Rapid Extrusion, No Pericision
The patient had an existing crown with extremely unsightly corrosion tattooing of the gingival margin. Conventional gingival surgery was contraindicated, as the resulting gingival margin would be unacceptably high and differ considerably from that of the adjacent teeth. The adjacent teeth were acid etched and a piece of rectangular arch wire 0.018 x 0.022 inch (0.4 x 0.45 mm) (Unitech Catalogue Number 500-165) was adapted and attached to them using acid etched retained composite resin. Prior to attachment, a chain elastic was placed over the wire. A temporary crown was fabricated for the lateral incisor to incorporate a small buccal hook. The crown was cemented with Tempbond. The chain elastic was attached to the hook and within 20 days eruption had occurred, pulling with it the gingivae. As a general rule the tension applied to these elastics should be such that they form an oval shape, without the two sides touching (Fig 24-2b). The crown was shortened to ensure no occlusal trauma occurred (Fig 24-2c). The extrusion continued until there was sufficient attached gingivae for a good gingival margin contour after the removal of the tattoo and the associated post surgical shrinkage. The excess gingiva was excised with the electrosurgical device. Following healing, the new gingival contour matched the original contour, without the black tattoo. The tooth was stabilized in its new position for six weeks, a temporary crown made and a new porcelain crown was fabricated six months later (Fig 24-2d).

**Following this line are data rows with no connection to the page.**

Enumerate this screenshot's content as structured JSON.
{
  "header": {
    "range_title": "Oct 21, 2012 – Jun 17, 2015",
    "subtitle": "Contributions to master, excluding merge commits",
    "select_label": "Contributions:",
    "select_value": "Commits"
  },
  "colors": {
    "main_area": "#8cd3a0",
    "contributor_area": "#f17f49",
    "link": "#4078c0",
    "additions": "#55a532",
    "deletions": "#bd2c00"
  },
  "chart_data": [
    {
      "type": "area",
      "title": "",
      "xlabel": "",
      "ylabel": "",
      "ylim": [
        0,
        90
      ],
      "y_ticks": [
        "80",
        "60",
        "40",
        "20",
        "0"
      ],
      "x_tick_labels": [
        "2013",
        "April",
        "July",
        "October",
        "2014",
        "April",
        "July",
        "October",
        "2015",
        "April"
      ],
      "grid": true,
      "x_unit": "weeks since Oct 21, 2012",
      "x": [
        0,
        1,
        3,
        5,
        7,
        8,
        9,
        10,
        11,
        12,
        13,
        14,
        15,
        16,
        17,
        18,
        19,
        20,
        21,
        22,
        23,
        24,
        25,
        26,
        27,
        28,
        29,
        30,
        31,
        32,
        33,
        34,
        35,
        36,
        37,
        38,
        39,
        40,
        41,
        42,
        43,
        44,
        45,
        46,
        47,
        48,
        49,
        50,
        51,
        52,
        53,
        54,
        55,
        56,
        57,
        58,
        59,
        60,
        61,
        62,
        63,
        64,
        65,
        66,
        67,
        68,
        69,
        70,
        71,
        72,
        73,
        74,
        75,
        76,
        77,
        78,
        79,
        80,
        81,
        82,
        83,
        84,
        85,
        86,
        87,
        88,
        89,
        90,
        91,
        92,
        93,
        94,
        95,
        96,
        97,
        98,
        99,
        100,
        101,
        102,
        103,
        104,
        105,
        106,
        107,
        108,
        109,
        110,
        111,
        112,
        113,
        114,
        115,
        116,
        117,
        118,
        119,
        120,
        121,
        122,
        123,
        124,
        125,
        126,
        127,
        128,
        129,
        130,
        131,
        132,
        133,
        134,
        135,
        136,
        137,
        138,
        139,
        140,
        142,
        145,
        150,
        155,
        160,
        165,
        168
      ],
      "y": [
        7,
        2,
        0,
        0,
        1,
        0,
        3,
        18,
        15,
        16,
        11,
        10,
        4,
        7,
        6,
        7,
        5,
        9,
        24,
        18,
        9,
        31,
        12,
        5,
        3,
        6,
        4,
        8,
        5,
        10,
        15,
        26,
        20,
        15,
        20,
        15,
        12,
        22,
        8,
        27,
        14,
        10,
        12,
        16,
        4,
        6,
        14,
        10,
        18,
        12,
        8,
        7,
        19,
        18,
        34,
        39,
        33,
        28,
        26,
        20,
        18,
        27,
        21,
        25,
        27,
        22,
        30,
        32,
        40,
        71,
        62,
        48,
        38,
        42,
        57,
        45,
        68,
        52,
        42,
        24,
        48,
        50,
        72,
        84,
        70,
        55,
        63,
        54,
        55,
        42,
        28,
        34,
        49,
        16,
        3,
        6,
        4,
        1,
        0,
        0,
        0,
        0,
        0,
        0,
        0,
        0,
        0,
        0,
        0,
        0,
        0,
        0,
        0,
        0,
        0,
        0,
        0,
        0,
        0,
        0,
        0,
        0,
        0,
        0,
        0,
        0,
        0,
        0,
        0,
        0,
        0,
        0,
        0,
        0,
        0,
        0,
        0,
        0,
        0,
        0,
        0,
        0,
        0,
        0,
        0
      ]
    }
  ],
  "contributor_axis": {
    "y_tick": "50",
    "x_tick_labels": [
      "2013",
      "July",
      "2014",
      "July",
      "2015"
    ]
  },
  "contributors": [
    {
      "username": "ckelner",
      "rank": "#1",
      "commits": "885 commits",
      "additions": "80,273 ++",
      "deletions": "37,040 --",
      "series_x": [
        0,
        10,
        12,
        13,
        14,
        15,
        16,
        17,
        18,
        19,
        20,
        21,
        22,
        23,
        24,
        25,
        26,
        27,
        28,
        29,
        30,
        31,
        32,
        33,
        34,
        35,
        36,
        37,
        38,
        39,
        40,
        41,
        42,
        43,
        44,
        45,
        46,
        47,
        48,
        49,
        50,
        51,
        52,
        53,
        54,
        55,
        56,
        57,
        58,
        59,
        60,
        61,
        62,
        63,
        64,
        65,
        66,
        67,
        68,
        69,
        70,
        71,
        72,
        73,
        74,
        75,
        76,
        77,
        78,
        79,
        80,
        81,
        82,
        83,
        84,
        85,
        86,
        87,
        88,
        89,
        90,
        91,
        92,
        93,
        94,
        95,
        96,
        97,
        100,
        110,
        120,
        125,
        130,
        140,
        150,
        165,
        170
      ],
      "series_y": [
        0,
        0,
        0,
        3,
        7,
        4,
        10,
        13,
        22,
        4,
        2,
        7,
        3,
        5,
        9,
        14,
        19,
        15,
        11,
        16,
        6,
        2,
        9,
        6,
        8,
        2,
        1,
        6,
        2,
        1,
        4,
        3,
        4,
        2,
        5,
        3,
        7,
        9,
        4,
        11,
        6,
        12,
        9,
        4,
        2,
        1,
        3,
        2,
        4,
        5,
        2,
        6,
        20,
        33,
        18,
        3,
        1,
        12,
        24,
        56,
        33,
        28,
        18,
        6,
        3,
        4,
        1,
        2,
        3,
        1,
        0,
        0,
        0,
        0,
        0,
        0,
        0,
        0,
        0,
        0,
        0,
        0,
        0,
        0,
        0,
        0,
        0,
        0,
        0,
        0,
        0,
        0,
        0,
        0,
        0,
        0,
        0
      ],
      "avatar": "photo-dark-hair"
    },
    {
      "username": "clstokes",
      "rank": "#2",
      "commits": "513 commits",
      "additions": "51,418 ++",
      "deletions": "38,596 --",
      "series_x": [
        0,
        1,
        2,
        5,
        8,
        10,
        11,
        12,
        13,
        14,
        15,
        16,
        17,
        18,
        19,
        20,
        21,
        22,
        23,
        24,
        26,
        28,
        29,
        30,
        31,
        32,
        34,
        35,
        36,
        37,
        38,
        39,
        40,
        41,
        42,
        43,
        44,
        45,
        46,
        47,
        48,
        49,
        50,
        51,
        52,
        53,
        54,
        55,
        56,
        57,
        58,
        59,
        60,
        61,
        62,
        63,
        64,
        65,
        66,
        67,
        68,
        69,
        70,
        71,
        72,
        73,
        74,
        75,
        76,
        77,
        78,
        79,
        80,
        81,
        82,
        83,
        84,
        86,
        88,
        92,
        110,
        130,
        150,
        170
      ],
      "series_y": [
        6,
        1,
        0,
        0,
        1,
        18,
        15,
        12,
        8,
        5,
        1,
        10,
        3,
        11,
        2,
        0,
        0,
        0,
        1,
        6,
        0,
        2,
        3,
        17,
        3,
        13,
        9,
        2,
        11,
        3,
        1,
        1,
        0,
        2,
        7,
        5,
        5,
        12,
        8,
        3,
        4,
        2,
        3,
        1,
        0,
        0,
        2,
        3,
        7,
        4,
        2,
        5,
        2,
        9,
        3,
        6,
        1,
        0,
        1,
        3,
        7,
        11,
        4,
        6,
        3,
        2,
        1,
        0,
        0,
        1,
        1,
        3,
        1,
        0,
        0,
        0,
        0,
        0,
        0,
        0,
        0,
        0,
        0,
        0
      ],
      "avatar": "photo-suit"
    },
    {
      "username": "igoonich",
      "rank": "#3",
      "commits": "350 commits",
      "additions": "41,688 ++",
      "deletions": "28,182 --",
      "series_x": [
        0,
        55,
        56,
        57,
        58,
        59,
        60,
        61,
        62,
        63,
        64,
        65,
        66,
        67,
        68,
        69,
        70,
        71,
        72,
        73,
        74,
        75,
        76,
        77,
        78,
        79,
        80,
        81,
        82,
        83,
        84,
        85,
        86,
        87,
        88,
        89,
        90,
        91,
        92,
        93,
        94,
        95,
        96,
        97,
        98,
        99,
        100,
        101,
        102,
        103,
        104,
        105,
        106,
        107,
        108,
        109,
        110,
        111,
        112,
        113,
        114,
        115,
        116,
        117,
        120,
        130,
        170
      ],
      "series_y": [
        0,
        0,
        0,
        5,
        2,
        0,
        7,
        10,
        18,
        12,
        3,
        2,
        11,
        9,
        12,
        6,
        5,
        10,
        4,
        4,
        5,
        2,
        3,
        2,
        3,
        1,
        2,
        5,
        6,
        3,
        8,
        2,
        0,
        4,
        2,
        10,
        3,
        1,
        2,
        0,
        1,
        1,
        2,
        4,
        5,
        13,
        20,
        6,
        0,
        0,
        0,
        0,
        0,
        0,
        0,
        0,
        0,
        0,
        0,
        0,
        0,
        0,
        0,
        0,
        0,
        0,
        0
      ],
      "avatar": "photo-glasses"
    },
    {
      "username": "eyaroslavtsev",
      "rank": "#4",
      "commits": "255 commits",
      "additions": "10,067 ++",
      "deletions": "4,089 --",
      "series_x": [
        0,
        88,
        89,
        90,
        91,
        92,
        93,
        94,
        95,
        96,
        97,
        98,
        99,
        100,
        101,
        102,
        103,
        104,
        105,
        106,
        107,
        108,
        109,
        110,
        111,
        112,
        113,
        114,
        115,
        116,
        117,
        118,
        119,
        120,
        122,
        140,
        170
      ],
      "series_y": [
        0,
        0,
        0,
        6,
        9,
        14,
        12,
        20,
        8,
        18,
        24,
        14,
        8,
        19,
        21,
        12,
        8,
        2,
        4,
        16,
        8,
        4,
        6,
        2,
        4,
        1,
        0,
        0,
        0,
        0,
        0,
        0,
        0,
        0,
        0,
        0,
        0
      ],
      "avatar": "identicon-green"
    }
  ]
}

Fig. 24-2 Rapid extrusion – no pericision.
Rapid Extrusion with Pericision
Tooth 24 had fractured with subsequent subgingival caries of the root face (Fig 24-3a). Restoration without extrusion would have resulted in a subosseous crown margin. A cobalt chromium casting was fabricated, a post placed in the root face and a temporary crown made with a buccal hook. Rapid extrusion was accomplished by means of a chain elastic, anchorage being achieved by cementing the cobalt chromium casting to the adjacent teeth with temporary cement; the elastic passed over a hook extension of the casting (Figs 24-3b–c). Pericision at fortnightly intervals allowed the root to erupt without movement of the gingival margin, with the carious lesion of the root moving in eight weeks from a subosseous to a supraosseous location. Follwoing extrusion, caries was removed from the root face, the tooth was retained in its extruded position for a further six weeks and a crown fabricated (Fig 24-3d). Conceivably, arch wires could have been attached with composite resin to the adjacent porcelain crowns by means of hydrofluoric acid etching and silane coupling, but the restorations would have been damaged on removal of the composite resin.
Fig. 24-3 Rapid extrusion with pericision.